Here since the number of kings in a deck is 4 and there are 52 cards in total shouldn't the expected number of kings drawn before the first Ace be $n* \frac {4}{52}$ ?

Answer 1

A lower bound is any value that is certainly bellow E(X), you cold say $0$, it would be a right answer. They provided a bit less obvious answer 1/2, since there is probability of 0.5 you will find an ace first and same probability you will find a king first, so 0.5*0+0.5*1=0.5. But there may be more kings after that first so expected value is certainly above 0.5

For the expected value you just have to play with the permutations of KKKKAAAA. There is total of $8\choose 4$=70 permutations.

With all 4 kings first - 1 permutation.

With 3 kings first and then an ace - 4 permutations (KKKA+KAAA or AKAA or AAKA or AAAK =$4\choose 1$).

With 2 kings first and then an ace $5\choose 2$=10 permutations.

With 1 king followed by ace $6\choose 3$=20 permutations

So E(X)=(4*1+3*4+2*10+1*20)/70=56/70=0.8

Answer 2

The cards other than kings or aces can be ignored, since they don't affect the order of kings and aces.

Hence, we can regard the deck as a shuffled deck with only kings and aces.

Let $e(k)$ be the expected number of kings that occur before the first ace, assuming the deck has $k+4$ cards, with $k$ kings, and $4$ aces.

Our goal is to find $e(4)$.

Then we have the recursion $$ \begin{cases} e(0)=0\\[4pt] e(k)=\left({\large{\frac{k}{k+4}}}\right)\bigl(1+e(k-1)\bigr),\;\text{if}\;k > 0\\ \end{cases} $$ Claim:$\;$For all $k\ge 0$, we have $e(k)={\large{\frac{k}{5}}}$.

To prove it, proceed by induction on $k$.

For $k=0$, we have $e(0)=0={\large{\frac{0}{5}}}$, so the base case is verified.

Suppose the claim holds for some nonnegative integer $k$. \begin{align*} \text{Then}\;\; e(k+1)&=\left(\frac{k+1}{k+5}\right)\bigl(1+e(k)\bigr)\\[4pt] &=\left(\frac{k+1}{k+5}\right)\left(1+\frac{k}{5}\right)\\[4pt] &=\left(\frac{k+1}{k+5}\right)\left(\frac{k+5}{5}\right)\\[4pt] &=\frac{k+1}{5}\\[4pt] \end{align*} which completes the induction.

In particular, we have $e(4)={\large{\frac{4}{5}}}$.

Answer 3

Part 2. For the purpose of analysis, we may pretend the deck consists only of four kings and four aces.

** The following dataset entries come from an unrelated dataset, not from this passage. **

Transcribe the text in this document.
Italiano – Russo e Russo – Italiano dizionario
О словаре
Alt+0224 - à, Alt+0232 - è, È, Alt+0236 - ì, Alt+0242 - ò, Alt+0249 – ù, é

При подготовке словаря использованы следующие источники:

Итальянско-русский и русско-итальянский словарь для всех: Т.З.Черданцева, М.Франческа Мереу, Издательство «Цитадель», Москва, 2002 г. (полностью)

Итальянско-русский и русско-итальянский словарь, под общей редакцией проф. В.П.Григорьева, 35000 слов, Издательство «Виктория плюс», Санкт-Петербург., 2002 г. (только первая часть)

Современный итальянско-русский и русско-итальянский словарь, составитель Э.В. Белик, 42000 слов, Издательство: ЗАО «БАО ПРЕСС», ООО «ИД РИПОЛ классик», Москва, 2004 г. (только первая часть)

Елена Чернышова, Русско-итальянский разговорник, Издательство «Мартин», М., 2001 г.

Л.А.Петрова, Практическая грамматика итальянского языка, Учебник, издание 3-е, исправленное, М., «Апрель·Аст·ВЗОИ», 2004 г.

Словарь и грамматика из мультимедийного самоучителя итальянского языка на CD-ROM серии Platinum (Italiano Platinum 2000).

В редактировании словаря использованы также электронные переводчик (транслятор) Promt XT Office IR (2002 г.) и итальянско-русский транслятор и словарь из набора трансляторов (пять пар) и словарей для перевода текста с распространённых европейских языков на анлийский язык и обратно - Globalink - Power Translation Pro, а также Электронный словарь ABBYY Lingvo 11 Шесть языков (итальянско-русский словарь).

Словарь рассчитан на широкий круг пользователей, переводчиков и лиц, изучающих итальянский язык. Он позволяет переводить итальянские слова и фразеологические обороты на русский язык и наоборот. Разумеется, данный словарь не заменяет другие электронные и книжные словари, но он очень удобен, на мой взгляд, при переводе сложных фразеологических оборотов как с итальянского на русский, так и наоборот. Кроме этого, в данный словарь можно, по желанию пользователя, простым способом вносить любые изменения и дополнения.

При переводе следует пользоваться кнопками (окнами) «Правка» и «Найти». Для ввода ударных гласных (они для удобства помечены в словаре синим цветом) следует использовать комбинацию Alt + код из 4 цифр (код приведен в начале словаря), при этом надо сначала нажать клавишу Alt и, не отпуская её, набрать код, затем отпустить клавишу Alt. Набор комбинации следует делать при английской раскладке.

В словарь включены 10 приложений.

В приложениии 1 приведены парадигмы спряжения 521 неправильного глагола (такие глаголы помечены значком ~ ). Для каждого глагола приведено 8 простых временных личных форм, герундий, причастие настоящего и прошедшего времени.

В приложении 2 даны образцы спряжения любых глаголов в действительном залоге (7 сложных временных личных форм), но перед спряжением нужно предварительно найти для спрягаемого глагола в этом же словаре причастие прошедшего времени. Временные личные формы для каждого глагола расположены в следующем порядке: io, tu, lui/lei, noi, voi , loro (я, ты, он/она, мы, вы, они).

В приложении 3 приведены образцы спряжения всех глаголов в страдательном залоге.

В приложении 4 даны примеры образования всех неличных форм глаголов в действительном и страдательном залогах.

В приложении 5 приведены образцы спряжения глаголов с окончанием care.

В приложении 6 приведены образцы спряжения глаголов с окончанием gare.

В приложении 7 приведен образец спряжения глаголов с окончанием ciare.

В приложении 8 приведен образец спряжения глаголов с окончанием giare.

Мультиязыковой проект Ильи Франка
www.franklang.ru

Let $X$ be the number of kings before the first ace.

Then $P(X>0)$ is the probability that the first card is a king, so $P(X>0) = \frac{4}{8}$.

$P(X > 1)$ is the probability that the first two cards are kings, so $P(X>1) = \frac{4}{8} \cdot \frac{3}{7}$.

Similarly, we see that $P(X>2) = \frac{4}{8} \cdot \frac{3}{7} \cdot \frac{2}{6}$, and $P(X>3) = \frac{4}{8} \cdot \frac{3}{7} \cdot \frac{2}{6} \cdot \frac{1}{5}$.

So $$E(X) = P(X>0) + P(X>1)+P(X>2)+P(X>3) = 0.8$$

Here we have made use of the theorem that $$E(X) = \sum_{n=0}^{\infty} P(X>n)$$ which holds for any random variable $X$ which takes on only values in $\{0, 1, 2, 3, \dots \}$.